A recent New York Times Sunday book review profiled two works about the life of Jane Goodall: The Watcher and Me, Jane. One of my friends sent a copy of each for my daughter’s birthday. Jeanette Winter’s The Watcher is definitely the better book – with more words and better vocabulary, the story introduces children to some basic concepts in primatology and anthropology. Winter’s illustrations can be used to get children involved in watching too: Jane doesn’t immediately see the chimps, who are hiding in the trees, and it’s fun to ask my daughter to point them out and count them.
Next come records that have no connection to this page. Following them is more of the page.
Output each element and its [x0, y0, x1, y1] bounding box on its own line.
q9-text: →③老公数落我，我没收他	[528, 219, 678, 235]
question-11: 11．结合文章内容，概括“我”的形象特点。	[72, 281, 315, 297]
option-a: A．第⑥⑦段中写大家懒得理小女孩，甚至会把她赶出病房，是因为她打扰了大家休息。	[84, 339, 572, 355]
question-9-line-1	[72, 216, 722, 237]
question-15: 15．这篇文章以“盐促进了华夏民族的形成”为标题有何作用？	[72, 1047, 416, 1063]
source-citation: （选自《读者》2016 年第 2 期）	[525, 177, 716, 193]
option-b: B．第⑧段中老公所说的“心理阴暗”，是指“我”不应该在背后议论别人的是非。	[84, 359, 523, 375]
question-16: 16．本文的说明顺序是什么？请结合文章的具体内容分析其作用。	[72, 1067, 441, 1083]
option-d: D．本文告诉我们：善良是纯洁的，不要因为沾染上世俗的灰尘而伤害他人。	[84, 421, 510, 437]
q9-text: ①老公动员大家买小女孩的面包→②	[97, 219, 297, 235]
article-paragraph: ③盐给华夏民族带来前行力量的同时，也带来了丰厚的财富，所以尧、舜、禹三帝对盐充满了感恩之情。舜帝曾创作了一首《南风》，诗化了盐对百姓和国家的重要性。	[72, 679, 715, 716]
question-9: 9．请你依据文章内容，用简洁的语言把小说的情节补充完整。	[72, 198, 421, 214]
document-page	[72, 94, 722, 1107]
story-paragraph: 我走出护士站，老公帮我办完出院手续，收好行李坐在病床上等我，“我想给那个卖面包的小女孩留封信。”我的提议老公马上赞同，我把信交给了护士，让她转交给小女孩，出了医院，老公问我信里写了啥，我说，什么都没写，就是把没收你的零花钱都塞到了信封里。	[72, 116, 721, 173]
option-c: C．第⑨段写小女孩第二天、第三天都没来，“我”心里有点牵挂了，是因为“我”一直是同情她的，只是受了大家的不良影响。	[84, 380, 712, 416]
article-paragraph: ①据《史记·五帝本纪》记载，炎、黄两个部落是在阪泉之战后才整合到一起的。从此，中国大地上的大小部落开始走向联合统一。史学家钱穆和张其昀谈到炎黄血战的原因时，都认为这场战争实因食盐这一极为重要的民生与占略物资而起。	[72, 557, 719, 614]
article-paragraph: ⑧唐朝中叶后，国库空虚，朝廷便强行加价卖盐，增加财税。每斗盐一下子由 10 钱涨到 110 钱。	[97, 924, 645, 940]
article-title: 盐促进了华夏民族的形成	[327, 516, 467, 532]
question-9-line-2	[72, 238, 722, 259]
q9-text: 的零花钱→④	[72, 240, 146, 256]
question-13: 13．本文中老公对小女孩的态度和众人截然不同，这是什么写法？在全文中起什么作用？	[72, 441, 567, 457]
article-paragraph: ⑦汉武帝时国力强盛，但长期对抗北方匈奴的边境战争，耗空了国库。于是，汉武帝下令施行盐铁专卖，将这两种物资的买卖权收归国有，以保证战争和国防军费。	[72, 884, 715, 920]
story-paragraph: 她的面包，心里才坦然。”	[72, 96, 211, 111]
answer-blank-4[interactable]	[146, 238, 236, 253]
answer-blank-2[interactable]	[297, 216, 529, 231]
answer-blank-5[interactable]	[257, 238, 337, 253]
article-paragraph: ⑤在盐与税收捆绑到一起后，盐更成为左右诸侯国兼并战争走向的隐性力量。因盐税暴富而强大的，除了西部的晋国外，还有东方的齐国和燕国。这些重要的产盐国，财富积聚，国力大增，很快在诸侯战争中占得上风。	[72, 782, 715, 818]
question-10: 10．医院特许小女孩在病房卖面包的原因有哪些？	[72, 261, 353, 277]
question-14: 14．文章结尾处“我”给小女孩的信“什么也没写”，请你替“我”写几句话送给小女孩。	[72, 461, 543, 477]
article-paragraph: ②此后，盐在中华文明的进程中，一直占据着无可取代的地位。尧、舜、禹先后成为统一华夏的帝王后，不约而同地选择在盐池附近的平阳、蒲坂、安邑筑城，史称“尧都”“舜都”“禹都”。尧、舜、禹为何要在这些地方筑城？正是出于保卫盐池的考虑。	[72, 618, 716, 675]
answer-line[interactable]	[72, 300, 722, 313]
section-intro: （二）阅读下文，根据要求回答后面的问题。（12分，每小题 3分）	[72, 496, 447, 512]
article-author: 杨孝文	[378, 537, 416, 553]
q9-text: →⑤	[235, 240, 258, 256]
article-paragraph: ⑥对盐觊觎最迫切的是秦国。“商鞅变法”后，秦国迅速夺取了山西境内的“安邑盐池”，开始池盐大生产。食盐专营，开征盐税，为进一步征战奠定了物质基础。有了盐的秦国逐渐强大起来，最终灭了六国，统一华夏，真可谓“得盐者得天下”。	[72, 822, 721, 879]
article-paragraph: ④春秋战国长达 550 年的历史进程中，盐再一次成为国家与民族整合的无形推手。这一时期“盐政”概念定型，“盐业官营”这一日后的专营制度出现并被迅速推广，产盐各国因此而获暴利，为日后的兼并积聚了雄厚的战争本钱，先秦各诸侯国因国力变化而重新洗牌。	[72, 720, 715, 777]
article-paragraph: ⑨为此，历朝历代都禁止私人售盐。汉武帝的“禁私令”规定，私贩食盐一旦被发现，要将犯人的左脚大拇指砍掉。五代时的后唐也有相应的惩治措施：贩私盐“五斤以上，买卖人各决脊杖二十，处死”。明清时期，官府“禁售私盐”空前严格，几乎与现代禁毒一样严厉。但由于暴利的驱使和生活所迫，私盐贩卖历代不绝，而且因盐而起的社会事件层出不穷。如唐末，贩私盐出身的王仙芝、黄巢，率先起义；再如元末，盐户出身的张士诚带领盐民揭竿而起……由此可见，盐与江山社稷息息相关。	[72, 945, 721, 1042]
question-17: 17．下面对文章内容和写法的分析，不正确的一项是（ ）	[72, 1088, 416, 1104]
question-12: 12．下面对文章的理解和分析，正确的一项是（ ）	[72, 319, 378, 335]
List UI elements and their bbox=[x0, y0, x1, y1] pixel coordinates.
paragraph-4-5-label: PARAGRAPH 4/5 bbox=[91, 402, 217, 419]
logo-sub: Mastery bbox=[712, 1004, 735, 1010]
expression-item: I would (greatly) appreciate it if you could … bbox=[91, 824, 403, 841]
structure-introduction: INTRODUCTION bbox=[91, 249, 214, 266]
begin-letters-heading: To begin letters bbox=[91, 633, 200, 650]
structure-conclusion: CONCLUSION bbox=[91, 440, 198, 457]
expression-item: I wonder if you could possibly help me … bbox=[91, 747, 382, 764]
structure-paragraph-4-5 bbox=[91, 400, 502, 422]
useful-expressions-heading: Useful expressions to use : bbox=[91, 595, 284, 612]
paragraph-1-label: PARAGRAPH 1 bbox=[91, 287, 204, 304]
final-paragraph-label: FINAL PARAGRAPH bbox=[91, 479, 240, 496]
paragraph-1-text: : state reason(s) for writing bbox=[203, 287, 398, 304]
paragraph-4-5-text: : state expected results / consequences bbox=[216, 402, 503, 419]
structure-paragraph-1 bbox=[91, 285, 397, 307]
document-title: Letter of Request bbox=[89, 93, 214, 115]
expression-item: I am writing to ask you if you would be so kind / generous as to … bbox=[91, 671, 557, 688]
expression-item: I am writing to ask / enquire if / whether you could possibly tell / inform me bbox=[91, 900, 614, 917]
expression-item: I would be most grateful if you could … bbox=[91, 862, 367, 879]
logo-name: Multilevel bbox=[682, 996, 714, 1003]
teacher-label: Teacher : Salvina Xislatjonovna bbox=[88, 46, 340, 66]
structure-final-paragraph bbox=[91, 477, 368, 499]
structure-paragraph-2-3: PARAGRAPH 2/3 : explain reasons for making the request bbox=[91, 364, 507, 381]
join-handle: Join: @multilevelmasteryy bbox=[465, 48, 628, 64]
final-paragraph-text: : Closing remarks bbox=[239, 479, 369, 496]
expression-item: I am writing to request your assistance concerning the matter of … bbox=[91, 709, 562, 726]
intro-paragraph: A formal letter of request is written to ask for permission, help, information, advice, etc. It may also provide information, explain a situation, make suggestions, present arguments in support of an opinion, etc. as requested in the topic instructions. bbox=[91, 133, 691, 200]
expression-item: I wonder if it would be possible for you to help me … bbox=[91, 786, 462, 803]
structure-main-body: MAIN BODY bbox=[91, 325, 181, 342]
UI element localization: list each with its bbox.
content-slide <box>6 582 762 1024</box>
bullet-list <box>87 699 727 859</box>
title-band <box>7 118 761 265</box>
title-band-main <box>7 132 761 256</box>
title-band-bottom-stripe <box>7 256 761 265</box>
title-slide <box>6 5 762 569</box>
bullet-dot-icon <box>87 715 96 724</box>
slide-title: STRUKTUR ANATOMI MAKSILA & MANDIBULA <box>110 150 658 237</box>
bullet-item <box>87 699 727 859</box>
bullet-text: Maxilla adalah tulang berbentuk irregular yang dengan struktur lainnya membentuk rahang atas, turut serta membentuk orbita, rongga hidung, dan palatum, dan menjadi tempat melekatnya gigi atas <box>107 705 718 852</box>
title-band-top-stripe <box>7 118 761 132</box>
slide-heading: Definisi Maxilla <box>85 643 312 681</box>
This book also deals with events like Goodall’s bout of malaria and the progressive endangerment of chimpanzees because of poaching and deforestation, all while remaining approachable by kids. One of the things I dislike about Patrick McDonnell’s Me, Jane (other than the title, which irrationally annoys me) is that he jumps from little Jane dreaming about chimps to Goodall in the field, skipping the trouble, hardships, and work she had to put in to get from interested kid to adult researcher. Anthropology isn’t as simple as digging a hole in your backyard or looking at an ape through a zoo window for a few minutes, and The Watcher manages to get this point across quite well. It’s a surprisingly thorough (for a kids’ book) story of Jane Goodall’s life written in a way that challenges younger readers but at the same time doesn’t talk down to them. I definitely recommend The Watcher, but I’d give Me, Jane a pass.
Another good place to look for anthropology books may be your local science or art museum. My colleagues at the Soprintendenza Speciale per i Beni Archeologici di Roma, for example, created an illustrated pamphlet for children that explains what bioarchaeologists do (and helped me learn the Italian version of various bioarchaeological terms). The cartoonish dead Romans are adorable, even though they’re not a great match for the higher-level text that discusses such heady topics as palaeopathology. Unfortunately, you can’t all rush out and buy this, but I suspect there are similar English-language pamphlets floating around somewhere. If not, well, I guess my next project will be writing a children’s book on bioarchaeology! (Anyone want to illustrate it?)